Jayary Newsletter # 86
Keystones
I believe that rishis are the keystone species of the Jaya. What's a keystone species? It's a species whose impact on its environment is disproportional to its abundance. Jaguars are keystone species. It goes without saying that humans are a keystone species. Factoid: we are about .00018% of all non-marine biomass but are responsible for 20% of global primary production, i.e., the volume of life produced per year on earth. That's a million to one ratio. With a baseline of seven billion humans we aren't just another keystone species, but an alpha keystone species.
Rishi's aren't that abundant.
There are the superstar rishis like Vashistha and Vishwamitra, and the lesser lights such as Lomasha, but even if you add in the local heros, there are no more than a thousand rishis in the directory.
However, rishis uphold the world. They invented the sacrifice and teach it to others. Without sacrifice there's no heaven. The gods depend on the rishis. But the rishis aren't the usual divinities. How do you explain a being who drinks up the ocean one day and goes begging for lunch money the next day?
You can see how the Buddha takes the rishi prototype to its logical conclusion - he's more enlightened than the gods, whose penchant for luxury is their undoing. He's poorer than a beggar, though by choice rather than circumstance. With the Buddha, humans can expel the gods to another world and become the upholders of the dharma.
I am convinced the transition from the devas to the buddhas hasn't been understood yet; in it are the seeds of an entirely different modernity than the one we currently inhabit. But we can't get there without understanding the rishis.

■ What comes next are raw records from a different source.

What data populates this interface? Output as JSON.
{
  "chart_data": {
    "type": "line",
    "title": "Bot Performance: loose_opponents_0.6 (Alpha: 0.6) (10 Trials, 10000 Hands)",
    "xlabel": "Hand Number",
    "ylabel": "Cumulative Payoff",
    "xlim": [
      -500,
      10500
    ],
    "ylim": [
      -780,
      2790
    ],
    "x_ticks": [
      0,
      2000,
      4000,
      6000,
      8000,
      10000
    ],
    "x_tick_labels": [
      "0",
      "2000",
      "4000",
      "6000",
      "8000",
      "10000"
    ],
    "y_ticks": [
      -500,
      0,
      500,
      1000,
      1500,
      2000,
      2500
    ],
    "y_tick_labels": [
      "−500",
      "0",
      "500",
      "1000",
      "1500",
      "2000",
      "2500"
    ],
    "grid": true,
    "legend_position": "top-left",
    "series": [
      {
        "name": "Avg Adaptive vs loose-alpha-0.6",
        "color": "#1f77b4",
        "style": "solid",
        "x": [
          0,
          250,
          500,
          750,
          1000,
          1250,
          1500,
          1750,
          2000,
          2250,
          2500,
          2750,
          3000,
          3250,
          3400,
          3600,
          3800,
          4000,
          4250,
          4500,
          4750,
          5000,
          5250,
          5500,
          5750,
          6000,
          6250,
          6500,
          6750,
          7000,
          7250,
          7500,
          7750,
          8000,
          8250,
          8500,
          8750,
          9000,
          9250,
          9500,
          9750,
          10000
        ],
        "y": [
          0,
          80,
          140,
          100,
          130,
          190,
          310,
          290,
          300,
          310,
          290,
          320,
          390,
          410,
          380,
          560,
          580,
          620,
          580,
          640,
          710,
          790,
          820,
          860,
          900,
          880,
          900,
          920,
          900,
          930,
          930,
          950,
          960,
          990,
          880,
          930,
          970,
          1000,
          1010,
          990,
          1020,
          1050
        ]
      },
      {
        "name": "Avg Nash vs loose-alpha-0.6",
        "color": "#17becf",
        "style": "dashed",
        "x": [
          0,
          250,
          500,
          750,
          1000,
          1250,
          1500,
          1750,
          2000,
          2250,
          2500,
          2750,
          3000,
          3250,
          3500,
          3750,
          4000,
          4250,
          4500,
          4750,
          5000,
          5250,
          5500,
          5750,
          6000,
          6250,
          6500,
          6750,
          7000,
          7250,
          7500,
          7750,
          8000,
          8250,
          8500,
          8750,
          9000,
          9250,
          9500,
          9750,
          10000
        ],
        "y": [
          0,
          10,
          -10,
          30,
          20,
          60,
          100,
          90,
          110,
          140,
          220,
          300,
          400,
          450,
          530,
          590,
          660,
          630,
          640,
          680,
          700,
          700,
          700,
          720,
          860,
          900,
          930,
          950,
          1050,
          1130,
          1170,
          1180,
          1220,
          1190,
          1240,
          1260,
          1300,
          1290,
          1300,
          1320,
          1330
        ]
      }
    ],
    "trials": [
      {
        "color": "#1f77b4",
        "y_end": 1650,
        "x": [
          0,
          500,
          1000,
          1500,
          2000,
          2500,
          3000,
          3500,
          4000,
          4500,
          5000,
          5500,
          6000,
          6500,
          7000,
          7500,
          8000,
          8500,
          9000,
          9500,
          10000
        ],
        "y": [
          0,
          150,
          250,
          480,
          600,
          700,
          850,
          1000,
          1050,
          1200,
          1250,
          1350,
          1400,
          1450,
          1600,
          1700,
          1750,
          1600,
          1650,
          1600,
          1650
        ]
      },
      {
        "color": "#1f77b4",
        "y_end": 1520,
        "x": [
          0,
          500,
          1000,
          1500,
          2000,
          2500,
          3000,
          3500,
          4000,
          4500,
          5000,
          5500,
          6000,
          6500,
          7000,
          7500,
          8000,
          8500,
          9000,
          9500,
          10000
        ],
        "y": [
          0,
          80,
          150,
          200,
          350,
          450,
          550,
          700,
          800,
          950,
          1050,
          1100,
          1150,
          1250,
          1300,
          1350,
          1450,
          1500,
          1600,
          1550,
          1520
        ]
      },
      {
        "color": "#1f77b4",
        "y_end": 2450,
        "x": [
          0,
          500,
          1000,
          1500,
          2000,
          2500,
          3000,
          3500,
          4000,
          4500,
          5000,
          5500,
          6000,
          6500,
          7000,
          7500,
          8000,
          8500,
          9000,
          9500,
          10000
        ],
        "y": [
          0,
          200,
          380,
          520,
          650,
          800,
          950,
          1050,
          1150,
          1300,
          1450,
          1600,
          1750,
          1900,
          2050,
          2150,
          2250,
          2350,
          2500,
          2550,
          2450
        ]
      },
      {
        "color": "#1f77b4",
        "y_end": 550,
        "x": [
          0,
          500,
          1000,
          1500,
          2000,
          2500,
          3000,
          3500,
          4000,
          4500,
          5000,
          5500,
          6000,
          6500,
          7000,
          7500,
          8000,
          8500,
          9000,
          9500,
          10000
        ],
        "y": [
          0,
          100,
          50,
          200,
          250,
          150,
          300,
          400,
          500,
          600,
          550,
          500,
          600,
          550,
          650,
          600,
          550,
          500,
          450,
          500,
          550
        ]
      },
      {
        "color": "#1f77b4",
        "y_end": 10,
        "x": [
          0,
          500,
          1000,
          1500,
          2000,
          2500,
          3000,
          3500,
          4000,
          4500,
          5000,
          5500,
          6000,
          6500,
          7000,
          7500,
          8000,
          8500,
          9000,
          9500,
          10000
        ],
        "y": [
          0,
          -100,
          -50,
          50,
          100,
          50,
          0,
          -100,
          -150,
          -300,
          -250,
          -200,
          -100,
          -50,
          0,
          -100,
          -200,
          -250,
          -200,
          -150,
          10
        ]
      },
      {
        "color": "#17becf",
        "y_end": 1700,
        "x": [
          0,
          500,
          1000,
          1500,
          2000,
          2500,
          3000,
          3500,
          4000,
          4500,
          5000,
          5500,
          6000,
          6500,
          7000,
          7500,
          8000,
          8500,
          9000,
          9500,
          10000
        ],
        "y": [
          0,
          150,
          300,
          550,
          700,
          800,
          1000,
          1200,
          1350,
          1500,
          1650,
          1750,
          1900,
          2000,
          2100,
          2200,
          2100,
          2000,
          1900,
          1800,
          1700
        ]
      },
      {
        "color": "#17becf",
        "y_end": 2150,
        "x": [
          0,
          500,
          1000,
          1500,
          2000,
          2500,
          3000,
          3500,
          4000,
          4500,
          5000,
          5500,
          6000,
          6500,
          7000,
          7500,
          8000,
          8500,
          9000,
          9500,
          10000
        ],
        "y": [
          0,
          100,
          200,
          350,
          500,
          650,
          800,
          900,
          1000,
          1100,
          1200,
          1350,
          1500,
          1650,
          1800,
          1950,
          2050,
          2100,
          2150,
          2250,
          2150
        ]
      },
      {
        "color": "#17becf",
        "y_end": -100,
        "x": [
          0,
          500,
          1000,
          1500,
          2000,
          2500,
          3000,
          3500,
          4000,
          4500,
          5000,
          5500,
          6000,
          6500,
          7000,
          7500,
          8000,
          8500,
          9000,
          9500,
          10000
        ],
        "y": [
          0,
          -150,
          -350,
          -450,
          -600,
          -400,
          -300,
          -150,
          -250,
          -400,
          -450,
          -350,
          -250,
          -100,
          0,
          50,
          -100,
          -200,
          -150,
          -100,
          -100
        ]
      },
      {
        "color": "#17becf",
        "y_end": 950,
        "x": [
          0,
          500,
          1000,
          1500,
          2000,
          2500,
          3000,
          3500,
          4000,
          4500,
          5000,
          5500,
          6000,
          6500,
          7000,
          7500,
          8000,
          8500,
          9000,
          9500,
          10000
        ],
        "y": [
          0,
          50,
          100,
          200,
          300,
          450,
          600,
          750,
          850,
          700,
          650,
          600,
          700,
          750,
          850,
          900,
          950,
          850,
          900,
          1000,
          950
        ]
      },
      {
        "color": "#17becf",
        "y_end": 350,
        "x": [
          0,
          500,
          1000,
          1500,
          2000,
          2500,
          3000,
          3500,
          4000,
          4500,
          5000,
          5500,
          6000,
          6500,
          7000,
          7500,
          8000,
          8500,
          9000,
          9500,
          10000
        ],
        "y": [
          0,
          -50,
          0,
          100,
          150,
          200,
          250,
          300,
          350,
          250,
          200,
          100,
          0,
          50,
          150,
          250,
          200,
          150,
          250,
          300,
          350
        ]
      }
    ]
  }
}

So what's Agastya like? What is is like to be Agastya?
Who's Agastya?
I guess we could trace his genealogy, find out who his parents were and the miraculous conditions in which he was born. That won't tell us much, for his ancestors will be as opaque to us as he is. It's always good to situate a person or an event in its context, but that's only when the context is familiar. The background information only confuses us when the context unfamiliar.
For example, Kolakowski starts his book on Marxism by saying "Marx was a German Philosopher." That's a useful insight if you know something about German philosophy between Kant and Hegel; in particular it tells you that the universal claims of Marxism originate within a certain cultural milieu. If you have no idea about German philosophy (somewhat unlikely for a person cracking open K's book), you're going to put down Kolakowski's book, exclaim "what, now I have to learn German philosophy as well!" and get back to reading the latest Chetan Bhagat thriller.
So I am not going to inquire into Agastya's antecedents. Instead, let's ask a different question: what did he look like? Was he handsome? Ugly? Tall? Squat?
I am thinking the digestor was short, burly and blunt. He reminds me of Socrates who was famously ugly. Plus, he works well with the daityas when he isn't eating them. So let's assume that Agastya is a charismatic eyesore.
The Socratic Rishi
OK, we agree - and what I really mean is I have decided and you have no choice in the matter - that Agastya is a satyric figure. Blunt nosed, fierce eyed. There's aggression in him even when he's being kind. Someone you don't want to encounter in a dark alley on a new moon night. Not because he will rob your wallet, but because he will steal your soul.
Why bother with the dark alley - the great rishi can scramble brains in broad daylight. Like Socrates, who was killed for corrupting the minds of Athenian youth.
What else?
I want to milk the analogy to Socrates further. With good reason, for Plato's teacher was a Greek rishi wasn't he? A rishi with a biography: son of a midwife, a soldier in his youth, lover of wisdom and young men and the first martyr to reason. Short as they are, these details add context to Socrates' life. Unlike Agastya, whose past adds to our bewilderment.
It's not a Greek vs Indian thing, by the way. There are enough details about the Buddha's life too: that his mother died soon after his birth, that he was a good warrior, winning his bride through his skill at arms and so on.
But I don't see the Buddha in Agastya. I see Socrates. So let's continue sketching out Agastya's life shall we?